H.G. Sejamos realistas: não somos o ápice glorioso da evolução. A ciência e a medicina já nos permitem alterar o genoma, melhorar ou eliminar características, criar novas. A tecnologia pode criar entidades que nos superarão em muito. Isso não significa que vamos desaparecer, mas também não garante que os pós-humanos serão nossos descendentes diretos. Gostaríamos de nos reconhecer neles, mas não sabemos se ainda seremos nós.

XL. Antes que esse cenário chegue, não lhe preocupa que usemos a IA como quem invoca o gênio da lâmpada e acabemos nos tornando acomodados?

H.G. Com certeza. Apenas um avestruz que enfia a cabeça na terra deixaria todo o pensamento para as máquinas. Precisamos educar as futuras gerações sobre como os algoritmos realmente funcionam, para que não sejam enganadas por seus produtos e recomendações, e para que saibam quando moderar seu uso ou até mesmo prescindir deles.

XL. Essa IA cada vez mais poderosa vai coexistir com gerações que nem sequer verificam o que ela diz, como se não se preocupassem muito se está errada ou se mente…

H.G. A raiz do problema está no uso equivocado da tecnologia, em transformá-la em um substituto da experiência humana. Quando se pede que listem os eventos mais importantes de suas vidas, muitos jovens não mencionam acontecimentos políticos, econômicos ou culturais; apenas as redes sociais. Porque lhes falta essa vivência real… Eles esperam que a vida funcione como um aplicativo de celular: rápida e eficiente, dizendo-lhes o que fazer e como se sentir. Mas a vida não funciona assim. Sempre há imprevistos, perdas… E superar as decepções é o que torna a vida valiosa.

XL. No entanto, apesar de serem nativos digitais, também não parecem muito preparados para não cair em fake news…

H.G. Então é hora de arregaçar as mangas! E não apenas os jovens. Eu me incluo nisso. Só porque há muita desinformação por aí, não devemos desanimar nem nos render. São tempos turbulentos que exigem um esforço extra. De todos nós.

XL. E o que podemos fazer?

H.G. Ajudá-los a desenvolver sua criatividade e pensamento crítico. A mente também precisa ir à academia.
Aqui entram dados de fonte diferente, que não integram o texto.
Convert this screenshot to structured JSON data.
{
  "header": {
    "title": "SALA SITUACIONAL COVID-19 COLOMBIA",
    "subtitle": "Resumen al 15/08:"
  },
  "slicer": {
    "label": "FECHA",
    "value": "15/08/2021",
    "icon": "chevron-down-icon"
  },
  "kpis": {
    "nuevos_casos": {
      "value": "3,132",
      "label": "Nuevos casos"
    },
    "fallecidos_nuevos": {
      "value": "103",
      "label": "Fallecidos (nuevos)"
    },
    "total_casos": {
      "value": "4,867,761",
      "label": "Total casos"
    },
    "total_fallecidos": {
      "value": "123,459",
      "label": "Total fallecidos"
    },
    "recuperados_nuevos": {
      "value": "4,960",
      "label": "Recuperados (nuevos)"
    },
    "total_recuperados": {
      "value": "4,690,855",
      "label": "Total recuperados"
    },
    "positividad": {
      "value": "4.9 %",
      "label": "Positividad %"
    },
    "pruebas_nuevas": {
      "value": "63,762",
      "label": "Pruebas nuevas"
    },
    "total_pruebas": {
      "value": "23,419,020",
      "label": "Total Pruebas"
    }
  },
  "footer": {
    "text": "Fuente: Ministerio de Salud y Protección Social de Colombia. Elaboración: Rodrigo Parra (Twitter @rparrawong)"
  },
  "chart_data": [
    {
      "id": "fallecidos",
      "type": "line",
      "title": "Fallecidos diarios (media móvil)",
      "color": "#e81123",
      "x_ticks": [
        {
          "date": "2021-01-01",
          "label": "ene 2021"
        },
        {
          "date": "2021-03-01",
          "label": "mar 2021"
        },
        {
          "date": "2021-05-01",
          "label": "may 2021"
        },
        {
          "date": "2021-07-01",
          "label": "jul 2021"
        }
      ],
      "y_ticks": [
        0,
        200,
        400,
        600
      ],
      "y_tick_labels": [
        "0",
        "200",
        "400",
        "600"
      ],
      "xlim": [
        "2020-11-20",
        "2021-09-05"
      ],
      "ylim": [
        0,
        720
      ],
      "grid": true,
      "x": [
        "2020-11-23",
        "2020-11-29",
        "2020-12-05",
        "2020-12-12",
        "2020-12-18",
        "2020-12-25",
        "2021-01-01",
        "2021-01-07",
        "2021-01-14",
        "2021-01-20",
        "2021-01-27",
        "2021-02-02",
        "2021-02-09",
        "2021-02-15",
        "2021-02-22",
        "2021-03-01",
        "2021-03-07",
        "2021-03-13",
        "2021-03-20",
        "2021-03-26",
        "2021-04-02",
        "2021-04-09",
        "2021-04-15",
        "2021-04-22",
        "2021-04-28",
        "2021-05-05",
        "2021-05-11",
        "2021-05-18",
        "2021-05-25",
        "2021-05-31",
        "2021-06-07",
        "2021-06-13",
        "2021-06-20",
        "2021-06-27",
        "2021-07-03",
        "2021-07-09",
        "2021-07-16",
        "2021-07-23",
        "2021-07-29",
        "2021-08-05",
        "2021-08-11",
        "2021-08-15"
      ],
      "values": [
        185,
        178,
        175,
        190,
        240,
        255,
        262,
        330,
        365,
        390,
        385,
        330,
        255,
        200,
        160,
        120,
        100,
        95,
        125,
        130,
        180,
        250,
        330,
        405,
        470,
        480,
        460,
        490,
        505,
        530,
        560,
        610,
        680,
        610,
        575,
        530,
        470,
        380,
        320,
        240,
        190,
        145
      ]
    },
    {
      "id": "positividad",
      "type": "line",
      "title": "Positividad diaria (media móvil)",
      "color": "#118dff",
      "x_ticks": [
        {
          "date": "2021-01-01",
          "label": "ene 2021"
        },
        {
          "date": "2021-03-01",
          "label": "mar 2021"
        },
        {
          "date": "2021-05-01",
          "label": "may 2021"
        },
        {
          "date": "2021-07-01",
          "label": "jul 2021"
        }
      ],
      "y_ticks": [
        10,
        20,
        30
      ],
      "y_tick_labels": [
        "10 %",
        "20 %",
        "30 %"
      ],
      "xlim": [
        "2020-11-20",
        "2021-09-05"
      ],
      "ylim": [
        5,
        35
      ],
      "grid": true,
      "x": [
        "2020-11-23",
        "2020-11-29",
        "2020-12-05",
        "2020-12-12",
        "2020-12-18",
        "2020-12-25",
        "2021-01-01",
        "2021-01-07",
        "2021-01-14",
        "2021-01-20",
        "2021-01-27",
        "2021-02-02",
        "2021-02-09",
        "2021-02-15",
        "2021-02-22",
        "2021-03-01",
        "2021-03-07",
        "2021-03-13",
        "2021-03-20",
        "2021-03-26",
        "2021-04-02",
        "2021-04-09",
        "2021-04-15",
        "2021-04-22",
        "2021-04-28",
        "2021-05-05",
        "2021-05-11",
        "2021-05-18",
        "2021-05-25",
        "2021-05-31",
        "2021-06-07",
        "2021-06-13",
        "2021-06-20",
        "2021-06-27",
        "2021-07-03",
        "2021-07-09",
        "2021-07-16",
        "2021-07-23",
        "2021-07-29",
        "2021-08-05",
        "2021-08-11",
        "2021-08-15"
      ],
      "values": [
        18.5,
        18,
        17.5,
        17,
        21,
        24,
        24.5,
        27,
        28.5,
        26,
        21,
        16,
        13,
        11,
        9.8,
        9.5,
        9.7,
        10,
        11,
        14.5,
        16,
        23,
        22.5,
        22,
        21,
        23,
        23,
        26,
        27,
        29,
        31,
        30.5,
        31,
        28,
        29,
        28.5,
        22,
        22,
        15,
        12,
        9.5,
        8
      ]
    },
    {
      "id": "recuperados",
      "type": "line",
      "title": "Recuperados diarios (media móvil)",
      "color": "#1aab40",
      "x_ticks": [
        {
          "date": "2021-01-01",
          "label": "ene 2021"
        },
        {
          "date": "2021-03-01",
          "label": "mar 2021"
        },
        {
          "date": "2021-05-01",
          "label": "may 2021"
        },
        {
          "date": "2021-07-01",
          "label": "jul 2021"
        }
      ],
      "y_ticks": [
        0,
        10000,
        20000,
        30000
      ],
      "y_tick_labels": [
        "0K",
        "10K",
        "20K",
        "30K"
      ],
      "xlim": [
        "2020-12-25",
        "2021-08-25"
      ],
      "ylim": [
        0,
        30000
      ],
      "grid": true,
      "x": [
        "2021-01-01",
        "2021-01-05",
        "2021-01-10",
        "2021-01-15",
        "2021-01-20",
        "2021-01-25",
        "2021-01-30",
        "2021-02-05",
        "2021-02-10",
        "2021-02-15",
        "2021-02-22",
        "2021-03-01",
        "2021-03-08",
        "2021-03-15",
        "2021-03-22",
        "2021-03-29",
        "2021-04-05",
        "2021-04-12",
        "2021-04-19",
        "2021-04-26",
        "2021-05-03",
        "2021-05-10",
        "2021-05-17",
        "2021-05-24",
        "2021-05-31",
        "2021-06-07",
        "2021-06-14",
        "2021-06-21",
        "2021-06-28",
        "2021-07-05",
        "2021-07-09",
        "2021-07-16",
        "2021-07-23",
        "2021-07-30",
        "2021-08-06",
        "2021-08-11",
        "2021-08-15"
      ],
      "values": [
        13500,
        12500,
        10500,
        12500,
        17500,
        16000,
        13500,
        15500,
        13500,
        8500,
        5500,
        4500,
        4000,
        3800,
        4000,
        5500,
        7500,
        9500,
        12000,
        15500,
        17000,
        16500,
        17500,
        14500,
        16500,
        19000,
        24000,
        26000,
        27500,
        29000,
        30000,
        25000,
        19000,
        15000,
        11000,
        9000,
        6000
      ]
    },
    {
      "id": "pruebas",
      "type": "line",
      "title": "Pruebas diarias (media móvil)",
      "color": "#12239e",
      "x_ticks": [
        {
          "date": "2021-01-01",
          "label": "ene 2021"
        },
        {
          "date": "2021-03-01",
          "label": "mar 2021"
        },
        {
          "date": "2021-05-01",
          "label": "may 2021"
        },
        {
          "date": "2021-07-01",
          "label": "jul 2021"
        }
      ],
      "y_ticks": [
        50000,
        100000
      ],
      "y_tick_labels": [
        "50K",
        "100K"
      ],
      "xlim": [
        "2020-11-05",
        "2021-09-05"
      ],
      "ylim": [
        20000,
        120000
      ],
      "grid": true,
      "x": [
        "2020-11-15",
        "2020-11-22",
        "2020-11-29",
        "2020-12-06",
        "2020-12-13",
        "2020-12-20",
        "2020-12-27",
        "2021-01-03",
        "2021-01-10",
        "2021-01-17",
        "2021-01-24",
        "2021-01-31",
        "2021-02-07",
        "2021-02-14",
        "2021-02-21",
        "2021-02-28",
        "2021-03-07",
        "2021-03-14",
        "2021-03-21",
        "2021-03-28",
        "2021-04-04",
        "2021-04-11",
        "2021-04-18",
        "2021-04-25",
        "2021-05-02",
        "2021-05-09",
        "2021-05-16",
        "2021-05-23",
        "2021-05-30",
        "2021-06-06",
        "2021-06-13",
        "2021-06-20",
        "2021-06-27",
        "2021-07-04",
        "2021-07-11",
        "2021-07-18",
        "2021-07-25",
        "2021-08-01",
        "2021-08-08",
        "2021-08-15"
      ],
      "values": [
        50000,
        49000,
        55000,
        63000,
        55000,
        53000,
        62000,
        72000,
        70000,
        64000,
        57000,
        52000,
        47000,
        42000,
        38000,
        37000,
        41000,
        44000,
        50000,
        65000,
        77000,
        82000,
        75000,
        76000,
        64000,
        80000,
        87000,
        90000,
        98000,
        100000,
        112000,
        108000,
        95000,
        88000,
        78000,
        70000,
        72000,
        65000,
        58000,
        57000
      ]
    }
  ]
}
Se isso significa limitar o acesso aos celulares, especialmente na infância, sou a favor. A Austrália acabou de aprovar uma legislação nesse sentido. Mas os adultos ao redor também precisam fazer o mesmo. As crianças nunca ouvem o que você diz, mas sempre observam o que você faz… e o que você deixa de fazer.

XL. Quando uma criança pode gerar instantaneamente uma imagem ou corrigir seu texto com um clique, não se perde algo essencial no aprendizado?

H.G. Apenas se permitirmos que elas se tornem dependentes desses aplicativos; nesse caso, escolherão o caminho mais fácil. Mas olhe por outro ângulo: no século XVI, apenas algumas pessoas educadas na Europa tinham o potencial de se tornar um Leonardo da Vinci ou um Michelangelo. Hoje, milhões têm essa oportunidade, se escolherem aproveitá-la… A questão é como usamos essas ferramentas para expandir sua criatividade e desejo de explorar, e não para limitá-los.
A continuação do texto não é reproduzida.